Most of the National Commission of Audit’s proposals are unsurprising from a review team run by the Business Council of Australia: low-income earners, foreign aid recipients, students, carers, Newstart recipients, public servants and, eventually, future generations of pensioners, are all targeted. Challenged by The Australian’s David Crowe at his press conference on why the burden of his recommendations fell on low- and middle-income earners, commission chairman Tony Shepherd struggled to identify recommendations that would harm high-income earners.
And in a sort of grace note of malice, homelessness is proposed to be abandoned entirely as an issue of Commonwealth interest, while the review carefully proposes that savings from the paid parental leave levy be directed to funding nannies.
But what is surprising is the very back-to-the-future tone of the commission’s take on federalism. This isn’t your father’s “competitive federalism”, but your great-grandfather’s, harking back to a time before World War II when the states had income tax powers and much greater sovereignty. It’s an attempt to address the basic flaw of competitive federalism in Australia, that voters simply won’t let the Commonwealth withdraw from service provision politics while it has ultimate control of the purse strings — there will always be an imperative for a federal politician to intervene to fix a problem in health or education if they have a funding role. The instinct to Do Something runs deep in both voters and politicians.

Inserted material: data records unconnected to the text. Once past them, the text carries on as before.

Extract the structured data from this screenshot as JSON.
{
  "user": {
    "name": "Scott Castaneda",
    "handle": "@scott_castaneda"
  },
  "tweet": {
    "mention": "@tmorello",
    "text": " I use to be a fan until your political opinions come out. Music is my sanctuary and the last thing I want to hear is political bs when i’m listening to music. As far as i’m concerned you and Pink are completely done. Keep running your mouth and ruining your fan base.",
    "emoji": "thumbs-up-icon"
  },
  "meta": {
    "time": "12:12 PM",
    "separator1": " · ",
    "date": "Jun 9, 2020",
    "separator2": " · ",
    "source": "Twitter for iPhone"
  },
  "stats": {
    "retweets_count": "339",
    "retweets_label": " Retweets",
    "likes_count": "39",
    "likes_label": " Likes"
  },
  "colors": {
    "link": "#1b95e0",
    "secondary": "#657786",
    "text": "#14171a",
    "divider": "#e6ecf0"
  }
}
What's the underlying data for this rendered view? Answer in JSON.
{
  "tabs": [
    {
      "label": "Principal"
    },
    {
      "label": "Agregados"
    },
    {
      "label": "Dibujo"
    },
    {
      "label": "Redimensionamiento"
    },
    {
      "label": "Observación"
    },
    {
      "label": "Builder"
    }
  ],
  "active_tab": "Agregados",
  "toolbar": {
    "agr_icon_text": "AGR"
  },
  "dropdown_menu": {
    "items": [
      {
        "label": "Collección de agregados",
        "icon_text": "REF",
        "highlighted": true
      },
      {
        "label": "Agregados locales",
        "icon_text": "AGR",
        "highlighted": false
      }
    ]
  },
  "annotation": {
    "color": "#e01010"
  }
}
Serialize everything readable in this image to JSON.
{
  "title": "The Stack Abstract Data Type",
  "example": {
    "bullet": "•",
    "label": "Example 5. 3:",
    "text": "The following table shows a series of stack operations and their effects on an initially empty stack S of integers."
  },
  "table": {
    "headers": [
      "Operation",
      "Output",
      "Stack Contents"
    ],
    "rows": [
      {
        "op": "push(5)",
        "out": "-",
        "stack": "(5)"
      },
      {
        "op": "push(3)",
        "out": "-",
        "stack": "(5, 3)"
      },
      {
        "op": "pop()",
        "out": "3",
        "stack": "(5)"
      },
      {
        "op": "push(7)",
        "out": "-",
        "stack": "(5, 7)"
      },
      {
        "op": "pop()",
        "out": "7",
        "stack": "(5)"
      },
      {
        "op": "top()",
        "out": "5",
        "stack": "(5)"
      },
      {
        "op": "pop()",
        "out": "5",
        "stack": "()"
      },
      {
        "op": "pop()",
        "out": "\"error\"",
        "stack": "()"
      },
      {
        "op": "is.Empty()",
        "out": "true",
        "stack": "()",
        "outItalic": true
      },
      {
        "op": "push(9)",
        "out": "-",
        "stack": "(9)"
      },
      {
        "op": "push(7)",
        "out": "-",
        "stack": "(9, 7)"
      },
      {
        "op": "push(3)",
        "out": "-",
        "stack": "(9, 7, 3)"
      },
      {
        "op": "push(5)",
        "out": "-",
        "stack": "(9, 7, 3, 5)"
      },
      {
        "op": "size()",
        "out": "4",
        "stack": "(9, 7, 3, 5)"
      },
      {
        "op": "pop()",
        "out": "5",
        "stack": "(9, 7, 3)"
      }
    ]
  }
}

The commission proposes to short-circuit that instinct by stripping the Commonwealth of a large block of its revenue, handing the states their own source of personal income tax, dramatically reducing Commonwealth grants and strictly limiting those that remain. The result would be a significantly curtailed capacity for the Commonwealth to Do Anything. In areas like education, the states would have a free hand to spend as little or as much as they wanted and run their education systems as they saw fit; in health, they would have to report much less on their existing funding.
Indeed, one of the minor themes of the report is an abandonment of reporting requirements — doubtless seen as irksome red tape by the business mind — in keys areas like health and education. This runs contrary to the centralising impulse of both sides of federal politics of recent decades, but in particular the focus of the Gillard government on constantly lifting reporting requirements on the states so that “customers” of state government services could see the quality of the services they were being provided via their local schools or hospitals, and respond accordingly.
Under the commission’s preferred model, there’d be no need for, say, parents to know how their local hospital was performing because competition between the states and political pressure would constantly pressure the states to provide the best possible services. At least, that’s the theory. Tony Shepherd wants to see a “level of competition” between states on income tax, presumably with the idea that more efficient states would prove more attractive to taxpayers.
The political reality is that it will never happen, not merely because federal politicians won’t want to lose that power, but states might not necessarily want that power either, although the revenue would be enormously attractive. But it’s an honest effort from one point of view to solve what is perceived as a major problem. Shepherd appears to have been motivated by serious concerns about the sustainability of current federal arrangements. “I see this as a very serious issue,” he said. “It’s a restriction on growth.”
Without that attempt to rebalance the federation, the overall report is much as one might have expected.